On the Obstacle Problem in Fractional Generalised Orlicz Spaces

TL;DR

This paper investigates obstacle problems involving nonlocal, nonlinear, anisotropic operators in fractional Orlicz spaces, establishing key properties, inequalities, and regularity results for solutions.

Contribution

It introduces the strict T-monotonicity of the fractional g-Laplacian, proves Lewy-Stampacchia inequalities, and extends regularity results to solutions in fractional Orlicz spaces.

Findings

Proved strict T-monotonicity of the nonlocal operator

Established Lewy-Stampacchia inequalities for obstacle problems

Extended local Hölder regularity to fractional Orlicz space solutions

Abstract

We consider the one and the two obstacles problems for the nonlocal nonlinear anisotropic $g$-Laplacian $\mathcal{L}_g^s$, with $0<s<1$. We prove the strict T-monotonicity of $\mathcal{L}_g^s$ and we obtain the Lewy-Stampacchia inequalities.
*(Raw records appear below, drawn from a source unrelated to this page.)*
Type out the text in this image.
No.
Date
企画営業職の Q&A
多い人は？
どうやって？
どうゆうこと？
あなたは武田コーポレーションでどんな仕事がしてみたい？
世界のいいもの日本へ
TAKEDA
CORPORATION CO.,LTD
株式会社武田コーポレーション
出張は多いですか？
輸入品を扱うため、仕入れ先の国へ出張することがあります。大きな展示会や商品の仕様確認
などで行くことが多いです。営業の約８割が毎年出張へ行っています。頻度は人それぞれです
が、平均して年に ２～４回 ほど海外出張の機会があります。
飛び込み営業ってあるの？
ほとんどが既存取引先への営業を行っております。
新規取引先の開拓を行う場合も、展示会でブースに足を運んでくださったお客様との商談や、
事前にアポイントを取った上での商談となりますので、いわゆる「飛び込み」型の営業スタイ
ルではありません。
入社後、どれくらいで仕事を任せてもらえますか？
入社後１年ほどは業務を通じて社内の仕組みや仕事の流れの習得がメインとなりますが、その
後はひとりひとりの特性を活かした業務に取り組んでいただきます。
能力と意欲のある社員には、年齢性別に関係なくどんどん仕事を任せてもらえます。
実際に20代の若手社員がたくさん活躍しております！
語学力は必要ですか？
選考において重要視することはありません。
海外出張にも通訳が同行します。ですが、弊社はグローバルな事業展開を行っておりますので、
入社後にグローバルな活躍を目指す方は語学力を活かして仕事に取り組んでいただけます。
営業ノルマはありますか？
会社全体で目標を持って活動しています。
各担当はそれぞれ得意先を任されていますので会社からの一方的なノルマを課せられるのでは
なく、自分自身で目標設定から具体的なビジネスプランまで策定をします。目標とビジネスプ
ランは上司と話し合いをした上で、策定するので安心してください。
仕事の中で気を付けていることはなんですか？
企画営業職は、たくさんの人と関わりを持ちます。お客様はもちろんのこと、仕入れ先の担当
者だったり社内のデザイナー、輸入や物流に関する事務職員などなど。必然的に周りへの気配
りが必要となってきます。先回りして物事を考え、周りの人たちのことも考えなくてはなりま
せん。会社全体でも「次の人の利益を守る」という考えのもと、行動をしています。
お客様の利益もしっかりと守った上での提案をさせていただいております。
We consider the approximation of the solutions through semilinear problems, for which we prove a global $L^\infty$-estimate, and we extend the local H\"older regularity to the solutions of the obstacle problems in the case of the fractional $p(x,y)$-Laplacian operator. We make further remarks on a few elementary properties of related capacities in the fractional generalised Orlicz framework, with a special reference to the Hilbertian nonlinear case in fractional Sobolev spaces.